Syntax Exercise

1. Identify the syntactical device(s) in each of the following.

a. "For everything there is a season, and a time for every matter under heaven:
a time to be born, and a time to die;
a time to plant, and a time to pluck up what is planted;
a time to kill, and a time to heal;
a time to break down, and a time to build up;
a time to weep and a time to laugh..."
--Ecclesiastes 3:1-4
b. ". . . not as a call to battle, though embattled we are" --John F. Kennedy's "Inaugural Address"
c. "And so my fellow Americans, ask not what your country can do for you; ask what you can do for your country." --John F. Kennedy's "Inaugural Address"
d. "No one who has sworn to support the Constitution, can conscientiously vote for what he understands to be unconstitutional." --Abraham Lincoln, "Address at Cooper Union"
e. I ran to the lake, she to the woods.
f. I repaired the fin-keel (a plate of metal fixed to the keel of a shallow boat).
g. In science class today, we discussed infiltration (the seeping of water through the soil and into the pores of impermeable rock) as a natural process.
h. ". . . thus substituting falsehood and deception for truthful evidence and fair argument." --Abraham Lincoln, "Address at Cooper Union"
i. Last night, the wind blew, the branches cracked, the people ran, the tree fell.
j. "Not for thirty years have I looked inside this book." --Edward Abbey, Down the River (13)
k. That one became faded, the other torn.
l. The dog caught the disc, ran it back, and got rewarded.
m. "The dog walked out of the house as inside strolled the cat." --Emily McIlveene/Mr. Stover
n. The leaf, the resting place of a moth, was a deep rich brown.
o. The sun shone, the birds sang, the breeze blew through the trees on that fine day.
p. You know not how much I love you.
q. How can we fight if we've forgotten what we're fighting for?
r. "The proper place in the sentence for the word or group of words that the writer desires to make most prominent is usually the end" (Strunk and White 32).

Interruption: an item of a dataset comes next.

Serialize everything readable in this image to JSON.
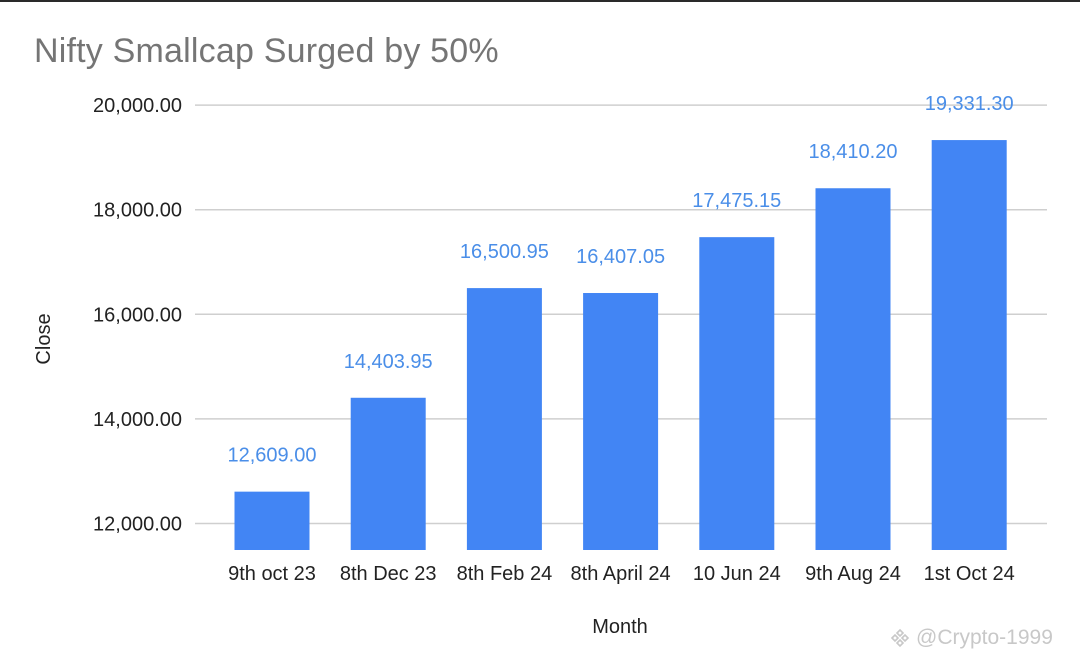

2. Read the following passage and then answer the questions below.

(1) "Whatever they were or might have been, Paul D messed them up for good. (2) With a table and a loud male voice he had rid 124 of its claim to local fame. (3) Denver had taught herself to take pride in the condemnation Negroes heaped on them; the assumption that the haunting was done by an evil thing looking for more. (4) None of them knew the downright pleasure of enchantment, of not suspecting but knowing the things behind things. (5) Her brothers had known, but it scared them; Grandma Baby knew, but it saddened her. (6) None could appreciate the safety of ghost company. (7) Even Sethe didn't love it. (8) She just took it for granted--like a sudden change in the weather." --Toni Morrison, Beloved (37)

a. Identify the grammatical type of each of the sentences.
b. What kind of sentence openers does Morrison employ in sentences 1, 2, 3, and 7?
c. Is sentence 5 a loose sentence? How about sentence 6?